Od początku drugiej odsłony gospodarze w końcu ruszyli na Piasta z uporem maniaka dążąc do wyrównania. Nasza obrona miała pełne ręce a właściwie nogi roboty. Piłka co chwile wędrowała w nasze pole karne a każda akcja miejscowych była bliższa powodzenia. Jednak decydujący głos mogli zabrać nasi zawodnicy. Maciej Małkowicz po bardzo dobrej akcji wywalczył rzut karny w 60 minucie spotkania.

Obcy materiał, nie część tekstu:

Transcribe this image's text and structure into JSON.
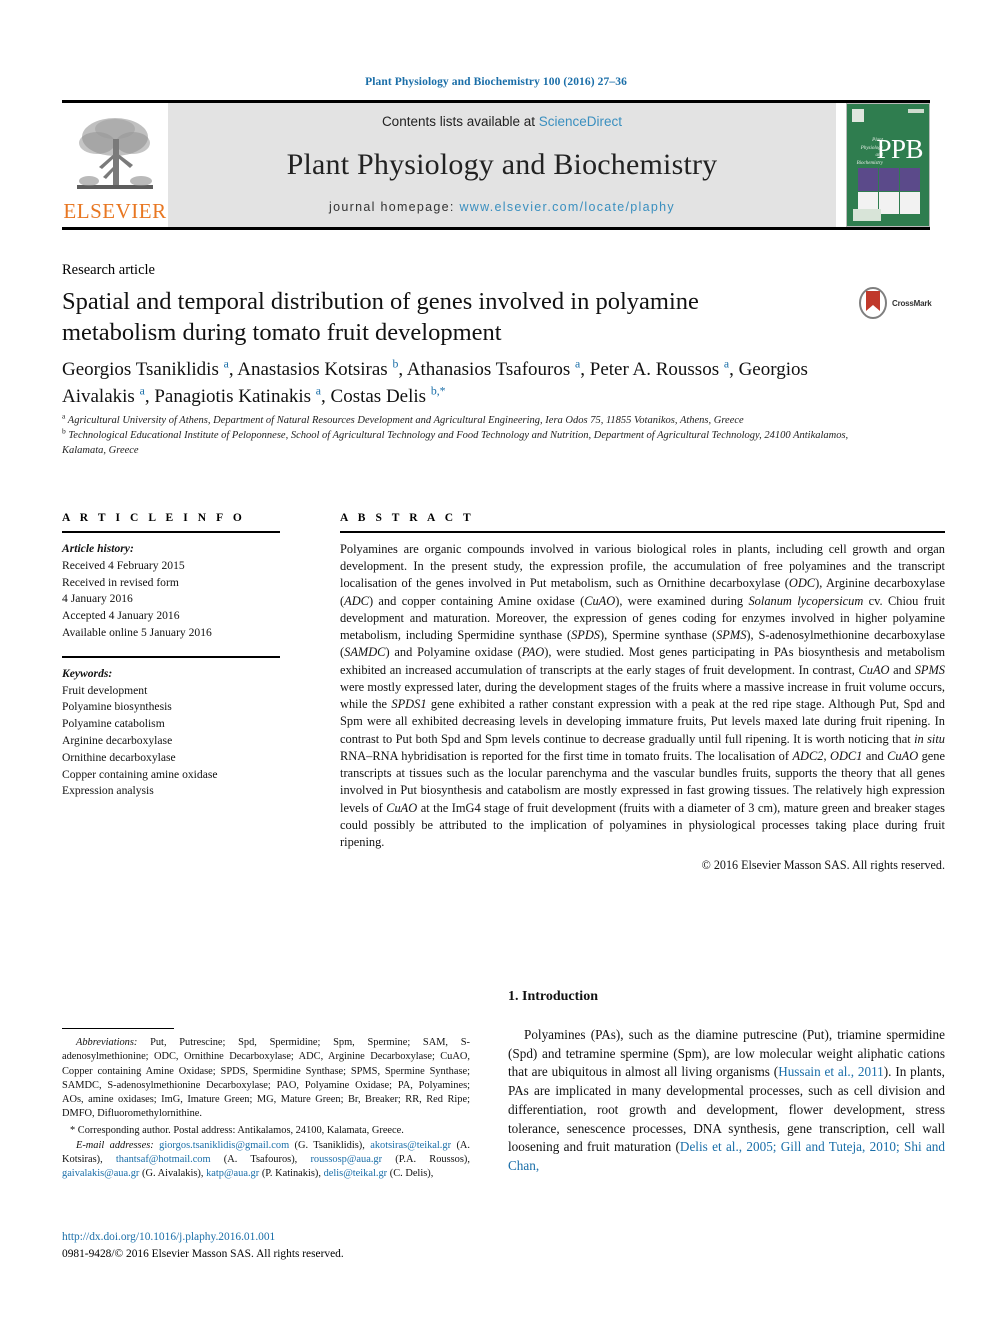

Niestety intencje Damiana Radeckiego wyczuł bramkarz Zagłębia dając jeszcze więcej wiary i skrzydeł swoim kolegą z pola. Od tej minuty Zagłębie dominowało już całkowicie i w niedługim czasie osiągnęło swój cel. Po rzucie wolnym z lewej strony naszego pola karnego niepilnowany zawodnik Piechcina głową posyła piłkę do bramki pokonując Przemysława Lichwałe. Z perspektywy trybun można mieć wrażenie,że nasz bramkarz mógł zachować się lepiej w tej sytuacji. Od tego momentu wszyscy sympatycy Piasta modlili się już tylko o dowiezienie tego wyniku do końcowego gwizdka arbitra. Na nasze nieszczęście gospodarze wcale nie zamierzali poprzestawać na remisie co raz częściej zagrażając naszej bramce. Jeżeli ktoś ma pretensje do Przemka o stratę drugiej bramki to trzeba przyznać ,że swoimi interwencjami w końcówce spotkania odkupił on swoje winy z nawiązką ratując nasz zespół od porażki. Spotkanie było bardzo twarde a momentami brutalne.Sędzia pokazał ogółem osiem żółtych kartek w których także był remis.Podsumowując: Przed meczem remis każdy z nas potraktował by jako dobry wynik ,ale biorąc pod uwagę fakt ,że prowadziliśmy 2-0 a przy wyniku 2-1 mieliśmy rzut karny to jednak taki wynik trochę rozczarowuje. Z drugiej jednak strony Zagłębie też miało swoje okazje, mało tego stworzyło ich sobie więcej od Piasta ,więc spokojnie mogliśmy nawet przegrać ten mecz. Ogólnie jednak remis trzeba uznać za sprawiedliwy.Tradycyjnie jednak miejscowi kibice nie mogli się pogodzić z remisem ,ale cóż poradzić w końcu to Piechcin.Od tego momentu skład naszego zespołu będzie wyświetlany na stronie głównej pod wynikiem spotkania w zakładce relacja.